Co-directed by Marjane Satrapi and Vincent Paronnaud, based on Satrapi's graphic novels, "Persepolis" has some of the blithe, spindly finesse of a New Yorker cartoon, but a cartoon that at any given moment threatens to descend into inky expressionist gloom.

Satrapi has acknowledged the influence of Art Spiegelman's "Maus" on her work, and just as "Maus" marked a shift in the pedigree of the graphic novel --"comic book" was no longer a sufficient term when the Holocaust was the topic -- "Persepolis" is an animated film aimed at a sophisticated adult audience. Unless you count Richard Linklater's Rotoscoped "A Scanner Darkly" and "Waking Life," it's hard to think of a recent American equivalent.

The narrative takes the form of Disney's old standby, the coming-of-age story, but in a context that's alien to most of us.

In 1979 Marjane is a 9-year-old Bruce Lee nut in Tehran. The fall of the shah is cause for celebration in the Satrapi household: Marjane's family of cosmopolitan Marxists has suffered imprisonment and intimidation under his rule. The revolution is a time of hope and opportunity.

But it doesn't last. Religious fundamentalists take control, Marjane and her friends are forced to wear the veil and social freedoms are curtailed. Worse is to come when Iran goes to war with Iraq.

As the 1970s feminist slogan had it, "the personal is political," and in a theocracy the political is also inescapably personal.

The film folds a pocket history of Persia into Marjane's sentimental education, but in many ways the small domestic details are the most telling. Consider that a routine police check sends the whole family into panicky emergency mode in case their illicit booze is discovered.

Outspoken and rebellious, the teenage Marjane goes through a punk phase and buys contraband Michael Jackson cassettes on the black market. She has to talk fast when she's accosted on the street by hard-liners, two women whose billowing chadors make them look like wraiths.

The gaping disconnect between life in the public and the private spheres is your basic teenage endurance course, but here the stakes are ratcheted up.

Yet the film never succumbs to the melodramatic impulse that destroys a broadly similar saga in "The Kite Runner." Satrapi keeps her story moving briskly, and even moments of extreme danger are leavened with self-mockery and satire.

When it comes to that deceptively simple but very important job of putting a familiar face on a stranger, "Persepolis" -- which refers to the ancient capital of the Persian Empire before it was destroyed by Alexander the Great -- may achieve more than any of this season's soul-searching Iraq war movies.

As it goes on, this becomes a story about conformity and individualism, and it's worth noting that Marjane is both more readily recognizable -- and more of an individualist -- than a lip-service rebel like "Juno's" Juno MacGuff.

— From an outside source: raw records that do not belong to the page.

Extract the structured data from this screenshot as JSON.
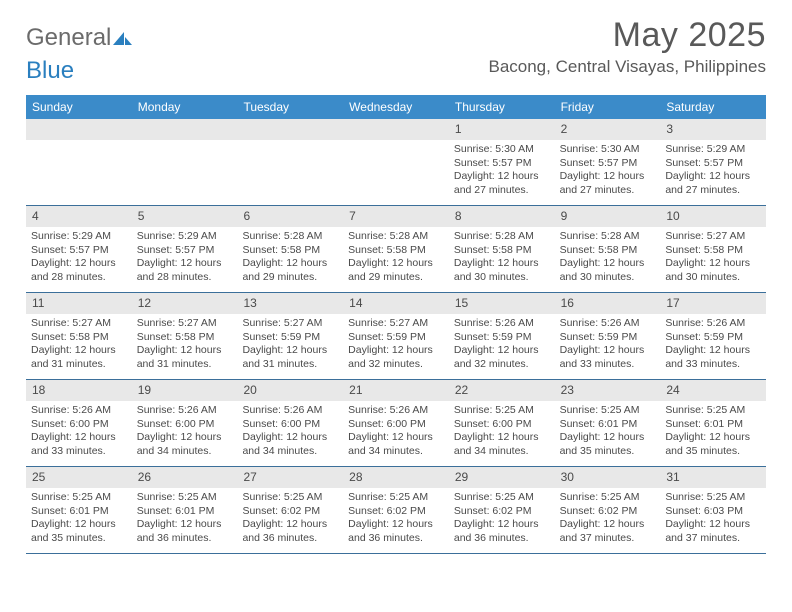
{
  "brand": {
    "general": "General",
    "blue": "Blue"
  },
  "title": "May 2025",
  "location": "Bacong, Central Visayas, Philippines",
  "colors": {
    "header_bg": "#3b8bc9",
    "week_border": "#3b6f9a",
    "daynum_bg": "#e8e8e8",
    "text": "#4a4a4a",
    "logo_gray": "#6b6b6b",
    "logo_blue": "#2a7fbf"
  },
  "daysOfWeek": [
    "Sunday",
    "Monday",
    "Tuesday",
    "Wednesday",
    "Thursday",
    "Friday",
    "Saturday"
  ],
  "weeks": [
    [
      null,
      null,
      null,
      null,
      {
        "n": "1",
        "sr": "5:30 AM",
        "ss": "5:57 PM",
        "dl": "12 hours and 27 minutes."
      },
      {
        "n": "2",
        "sr": "5:30 AM",
        "ss": "5:57 PM",
        "dl": "12 hours and 27 minutes."
      },
      {
        "n": "3",
        "sr": "5:29 AM",
        "ss": "5:57 PM",
        "dl": "12 hours and 27 minutes."
      }
    ],
    [
      {
        "n": "4",
        "sr": "5:29 AM",
        "ss": "5:57 PM",
        "dl": "12 hours and 28 minutes."
      },
      {
        "n": "5",
        "sr": "5:29 AM",
        "ss": "5:57 PM",
        "dl": "12 hours and 28 minutes."
      },
      {
        "n": "6",
        "sr": "5:28 AM",
        "ss": "5:58 PM",
        "dl": "12 hours and 29 minutes."
      },
      {
        "n": "7",
        "sr": "5:28 AM",
        "ss": "5:58 PM",
        "dl": "12 hours and 29 minutes."
      },
      {
        "n": "8",
        "sr": "5:28 AM",
        "ss": "5:58 PM",
        "dl": "12 hours and 30 minutes."
      },
      {
        "n": "9",
        "sr": "5:28 AM",
        "ss": "5:58 PM",
        "dl": "12 hours and 30 minutes."
      },
      {
        "n": "10",
        "sr": "5:27 AM",
        "ss": "5:58 PM",
        "dl": "12 hours and 30 minutes."
      }
    ],
    [
      {
        "n": "11",
        "sr": "5:27 AM",
        "ss": "5:58 PM",
        "dl": "12 hours and 31 minutes."
      },
      {
        "n": "12",
        "sr": "5:27 AM",
        "ss": "5:58 PM",
        "dl": "12 hours and 31 minutes."
      },
      {
        "n": "13",
        "sr": "5:27 AM",
        "ss": "5:59 PM",
        "dl": "12 hours and 31 minutes."
      },
      {
        "n": "14",
        "sr": "5:27 AM",
        "ss": "5:59 PM",
        "dl": "12 hours and 32 minutes."
      },
      {
        "n": "15",
        "sr": "5:26 AM",
        "ss": "5:59 PM",
        "dl": "12 hours and 32 minutes."
      },
      {
        "n": "16",
        "sr": "5:26 AM",
        "ss": "5:59 PM",
        "dl": "12 hours and 33 minutes."
      },
      {
        "n": "17",
        "sr": "5:26 AM",
        "ss": "5:59 PM",
        "dl": "12 hours and 33 minutes."
      }
    ],
    [
      {
        "n": "18",
        "sr": "5:26 AM",
        "ss": "6:00 PM",
        "dl": "12 hours and 33 minutes."
      },
      {
        "n": "19",
        "sr": "5:26 AM",
        "ss": "6:00 PM",
        "dl": "12 hours and 34 minutes."
      },
      {
        "n": "20",
        "sr": "5:26 AM",
        "ss": "6:00 PM",
        "dl": "12 hours and 34 minutes."
      },
      {
        "n": "21",
        "sr": "5:26 AM",
        "ss": "6:00 PM",
        "dl": "12 hours and 34 minutes."
      },
      {
        "n": "22",
        "sr": "5:25 AM",
        "ss": "6:00 PM",
        "dl": "12 hours and 34 minutes."
      },
      {
        "n": "23",
        "sr": "5:25 AM",
        "ss": "6:01 PM",
        "dl": "12 hours and 35 minutes."
      },
      {
        "n": "24",
        "sr": "5:25 AM",
        "ss": "6:01 PM",
        "dl": "12 hours and 35 minutes."
      }
    ],
    [
      {
        "n": "25",
        "sr": "5:25 AM",
        "ss": "6:01 PM",
        "dl": "12 hours and 35 minutes."
      },
      {
        "n": "26",
        "sr": "5:25 AM",
        "ss": "6:01 PM",
        "dl": "12 hours and 36 minutes."
      },
      {
        "n": "27",
        "sr": "5:25 AM",
        "ss": "6:02 PM",
        "dl": "12 hours and 36 minutes."
      },
      {
        "n": "28",
        "sr": "5:25 AM",
        "ss": "6:02 PM",
        "dl": "12 hours and 36 minutes."
      },
      {
        "n": "29",
        "sr": "5:25 AM",
        "ss": "6:02 PM",
        "dl": "12 hours and 36 minutes."
      },
      {
        "n": "30",
        "sr": "5:25 AM",
        "ss": "6:02 PM",
        "dl": "12 hours and 37 minutes."
      },
      {
        "n": "31",
        "sr": "5:25 AM",
        "ss": "6:03 PM",
        "dl": "12 hours and 37 minutes."
      }
    ]
  ],
  "labels": {
    "sunrise": "Sunrise: ",
    "sunset": "Sunset: ",
    "daylight": "Daylight: "
  }
}
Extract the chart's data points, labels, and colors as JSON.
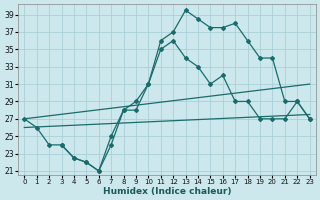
{
  "xlabel": "Humidex (Indice chaleur)",
  "bg_color": "#cce8ed",
  "grid_color": "#aacfd8",
  "line_color": "#1a6b6b",
  "xlim": [
    -0.5,
    23.5
  ],
  "ylim": [
    20.5,
    40.2
  ],
  "xticks": [
    0,
    1,
    2,
    3,
    4,
    5,
    6,
    7,
    8,
    9,
    10,
    11,
    12,
    13,
    14,
    15,
    16,
    17,
    18,
    19,
    20,
    21,
    22,
    23
  ],
  "yticks": [
    21,
    23,
    25,
    27,
    29,
    31,
    33,
    35,
    37,
    39
  ],
  "series": [
    {
      "x": [
        0,
        1,
        2,
        3,
        4,
        5,
        6,
        7,
        8,
        9,
        10,
        11,
        12,
        13,
        14,
        15,
        16,
        17,
        18,
        19,
        20,
        21,
        22,
        23
      ],
      "y": [
        27,
        26,
        24,
        24,
        22.5,
        22,
        21,
        25,
        28,
        29,
        31,
        36,
        37,
        39.5,
        38.5,
        37.5,
        37.5,
        38,
        36,
        34,
        34,
        29,
        29,
        27
      ],
      "markers": true
    },
    {
      "x": [
        3,
        4,
        5,
        6,
        7,
        8,
        9,
        10,
        11,
        12,
        13,
        14,
        15,
        16,
        17,
        18,
        19,
        20,
        21,
        22,
        23
      ],
      "y": [
        24,
        22.5,
        22,
        21,
        24,
        28,
        28,
        31,
        35,
        36,
        34,
        33,
        31,
        32,
        29,
        29,
        27,
        27,
        27,
        29,
        27
      ],
      "markers": true
    },
    {
      "x": [
        0,
        23
      ],
      "y": [
        27,
        31
      ],
      "markers": false
    },
    {
      "x": [
        0,
        23
      ],
      "y": [
        26,
        27.5
      ],
      "markers": false
    }
  ]
}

Marjane's relationship with her wise and wicked grandmother, voiced by Danielle Darrieux, is a glowing testament to an indomitable female spirit. When Chiara Mastroianni, as the older Marjane, breaks into a croaky English karaoke rendition of Survivor's "Eye of the Tiger," it's hard to suppress a cheer.

Which is generally the way "Persepolis" makes you feel as you leave the theater.